Paradise lost: The Weather Station’s Tamara Lindeman
Paradise lost: The Weather Station’s Tamara Lindeman reckons with the ecological crisis on ‘Ignorance’ © Jeff Bierk

Tamara Lindeman of The Weather Station was an actor until her late twenties, having started as a teenager with a role in a Canadian family TV movie in 1999. Her work as a singer-songwriter initially overlapped with her acting, but has since become her sole focus. “I used to be an actor, now I’m a performer,” she announces with the release of her fourth album as The Weather Station. Its songs make clear what the Toronto-based musician means. Ignorance is a consummate act of musical performance, a fully expressed and thought-through set of recordings.

The album takes up the challenge that the novelist Amitav Ghosh posed in his 2016 book The Great Derangement. Ghosh argues that the climate crisis “is also a crisis of culture, and thus of the imagination”, which must be addressed by writers and artists. The alternative is a deliberate state of unawareness, as Ignorance sinuously illustrates.

Its songs tell stories of not knowing or trying not to know. Some are clearly linked to climate change, like the sunset that Lindeman tries to enjoy in “Atlantic”, which triggers unwanted thoughts of environmental ruin. “Does it matter if I see it?” she sings. “No really, can I not just cover my eyes?” In “Tried to Tell You”, the ignorance is embodied by a person who fails to realise they love someone. Natural imagery — “endless rain”, “the river inside”, “a tree in a city park” — links the individual to a larger ecological network of relationships.

The music is more expansive than Lindeman’s previous Weather Station outings. Her first two albums, 2011’s All of It Was Mine and 2015’s Loyalty, were sparsely arranged acoustic affairs, a classic singer-songwriter setting for a voice that drew comparisons to her compatriot Joni Mitchell. For 2017’s impressive The Weather Station, she developed a more band-based sound. Ignorance takes the process to the next level with the addition of strings and sax arrangements and multiple percussionists.

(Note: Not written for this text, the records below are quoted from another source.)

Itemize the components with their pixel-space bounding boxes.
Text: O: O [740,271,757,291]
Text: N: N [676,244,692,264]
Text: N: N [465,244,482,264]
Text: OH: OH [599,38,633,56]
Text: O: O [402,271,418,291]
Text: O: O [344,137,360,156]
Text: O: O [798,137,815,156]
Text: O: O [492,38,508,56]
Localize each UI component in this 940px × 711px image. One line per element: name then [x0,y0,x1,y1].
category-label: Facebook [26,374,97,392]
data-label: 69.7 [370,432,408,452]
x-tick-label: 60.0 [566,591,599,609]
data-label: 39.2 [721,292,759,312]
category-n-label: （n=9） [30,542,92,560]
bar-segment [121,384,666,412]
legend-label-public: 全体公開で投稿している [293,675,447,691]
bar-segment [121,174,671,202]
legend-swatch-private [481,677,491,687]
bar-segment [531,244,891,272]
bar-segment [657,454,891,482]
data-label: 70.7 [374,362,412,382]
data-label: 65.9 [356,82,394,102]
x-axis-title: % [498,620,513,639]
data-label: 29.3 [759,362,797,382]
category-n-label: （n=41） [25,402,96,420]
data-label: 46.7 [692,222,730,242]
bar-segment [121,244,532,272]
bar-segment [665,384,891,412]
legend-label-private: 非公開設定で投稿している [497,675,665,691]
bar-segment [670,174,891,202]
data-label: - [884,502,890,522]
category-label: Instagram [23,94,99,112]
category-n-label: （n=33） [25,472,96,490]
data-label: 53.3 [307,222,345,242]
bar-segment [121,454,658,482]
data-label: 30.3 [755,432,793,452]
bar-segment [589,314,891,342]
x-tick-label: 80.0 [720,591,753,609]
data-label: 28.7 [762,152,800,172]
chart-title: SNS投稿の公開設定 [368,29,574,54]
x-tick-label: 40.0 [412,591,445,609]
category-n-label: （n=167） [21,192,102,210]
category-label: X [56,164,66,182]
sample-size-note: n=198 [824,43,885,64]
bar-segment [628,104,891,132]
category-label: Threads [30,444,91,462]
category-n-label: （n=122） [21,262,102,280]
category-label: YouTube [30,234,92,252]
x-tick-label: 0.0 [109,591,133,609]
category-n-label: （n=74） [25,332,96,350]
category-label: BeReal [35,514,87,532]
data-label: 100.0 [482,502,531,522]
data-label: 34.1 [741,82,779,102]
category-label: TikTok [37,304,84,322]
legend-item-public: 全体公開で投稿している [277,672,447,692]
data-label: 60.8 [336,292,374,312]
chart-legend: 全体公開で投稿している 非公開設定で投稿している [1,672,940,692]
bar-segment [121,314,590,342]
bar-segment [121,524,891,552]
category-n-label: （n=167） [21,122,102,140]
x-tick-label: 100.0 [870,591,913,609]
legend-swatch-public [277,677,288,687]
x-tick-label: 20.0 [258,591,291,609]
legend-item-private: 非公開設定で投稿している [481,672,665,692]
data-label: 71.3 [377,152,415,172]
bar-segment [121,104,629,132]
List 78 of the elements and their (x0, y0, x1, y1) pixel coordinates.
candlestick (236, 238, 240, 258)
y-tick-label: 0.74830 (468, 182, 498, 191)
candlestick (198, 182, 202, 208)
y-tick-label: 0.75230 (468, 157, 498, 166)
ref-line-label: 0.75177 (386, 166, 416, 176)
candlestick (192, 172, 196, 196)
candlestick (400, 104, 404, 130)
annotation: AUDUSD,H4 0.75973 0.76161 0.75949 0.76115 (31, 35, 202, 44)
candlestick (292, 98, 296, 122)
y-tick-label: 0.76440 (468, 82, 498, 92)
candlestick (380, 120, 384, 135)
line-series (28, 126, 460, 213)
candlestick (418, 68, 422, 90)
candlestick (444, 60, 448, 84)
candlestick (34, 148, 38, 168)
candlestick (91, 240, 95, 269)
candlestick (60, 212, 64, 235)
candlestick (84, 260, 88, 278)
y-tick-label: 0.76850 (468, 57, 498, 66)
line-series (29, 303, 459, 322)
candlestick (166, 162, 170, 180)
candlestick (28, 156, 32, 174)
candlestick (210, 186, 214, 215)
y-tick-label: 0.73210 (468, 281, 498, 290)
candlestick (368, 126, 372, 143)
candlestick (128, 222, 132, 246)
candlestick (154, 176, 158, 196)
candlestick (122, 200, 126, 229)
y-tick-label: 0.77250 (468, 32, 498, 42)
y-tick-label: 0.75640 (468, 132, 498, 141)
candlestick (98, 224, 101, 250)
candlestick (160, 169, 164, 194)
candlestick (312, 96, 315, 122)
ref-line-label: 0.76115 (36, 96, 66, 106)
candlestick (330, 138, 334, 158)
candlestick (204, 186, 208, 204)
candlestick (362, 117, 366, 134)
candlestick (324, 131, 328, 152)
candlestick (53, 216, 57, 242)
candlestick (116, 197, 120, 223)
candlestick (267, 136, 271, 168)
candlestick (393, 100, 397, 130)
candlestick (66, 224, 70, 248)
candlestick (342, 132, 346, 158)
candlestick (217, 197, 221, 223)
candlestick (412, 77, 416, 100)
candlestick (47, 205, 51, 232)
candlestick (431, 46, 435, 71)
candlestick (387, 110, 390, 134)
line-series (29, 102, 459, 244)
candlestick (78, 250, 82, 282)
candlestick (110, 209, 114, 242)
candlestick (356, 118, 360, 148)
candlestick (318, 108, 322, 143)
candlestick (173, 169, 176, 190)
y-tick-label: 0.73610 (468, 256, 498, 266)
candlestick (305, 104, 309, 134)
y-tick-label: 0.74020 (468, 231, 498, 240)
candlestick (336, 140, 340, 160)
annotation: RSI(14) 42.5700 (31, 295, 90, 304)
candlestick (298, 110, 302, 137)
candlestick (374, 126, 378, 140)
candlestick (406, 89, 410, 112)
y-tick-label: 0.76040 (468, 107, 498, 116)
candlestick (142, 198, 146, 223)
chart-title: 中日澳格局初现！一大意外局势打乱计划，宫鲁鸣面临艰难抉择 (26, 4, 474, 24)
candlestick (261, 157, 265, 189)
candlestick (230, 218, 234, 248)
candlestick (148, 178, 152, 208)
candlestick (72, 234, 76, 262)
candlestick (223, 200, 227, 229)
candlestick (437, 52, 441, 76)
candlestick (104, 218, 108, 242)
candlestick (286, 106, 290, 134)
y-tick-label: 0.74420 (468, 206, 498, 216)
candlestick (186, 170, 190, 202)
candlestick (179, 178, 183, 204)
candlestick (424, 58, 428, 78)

“Robber” kick-starts the album with an adventurous jazz-rock groove and allegorical verses about the theft of shared resources. Stuttering percussion points to another kind of robber, time. “Loss” has the widescreen feel of a War on Drugs song, with epiphanic chords and a motorik drum beat. The song hinges on a quote from a climate activist friend of Lindeman’s: “At some point you’d have to live as if the truth was true.”

Album cover of ‘Ignorance’ by The Weather Station

Lyrics move skilfully between small details and a larger viewpoint, like the stray glimpse of a bird that triggers a powerful feeling of grief in “Parking Lot”. The instrumentation shares a similar sense of focus and space. There is a lot of musical action, but the songs do not come across as cluttered or overbusy. The profusion of elements shares a common purpose.

Lindeman’s vocals are close-recorded, but they do not overwhelm their surroundings. Her rising and falling voice seems to follow its own course, intriguingly pitched between a husky lower register and higher tones. Her singing seems to coexist with the musical arrangements rather than try to dominate or merge into them.

The ecological theme spreads throughout the album, neither too didactic nor too cryptic. “This is what the songs are for,” Lindeman sings at one point. “This is the dirt beneath the floor.” Our faces are not pushed into the dirt by her music, but nor are we allowed to look away.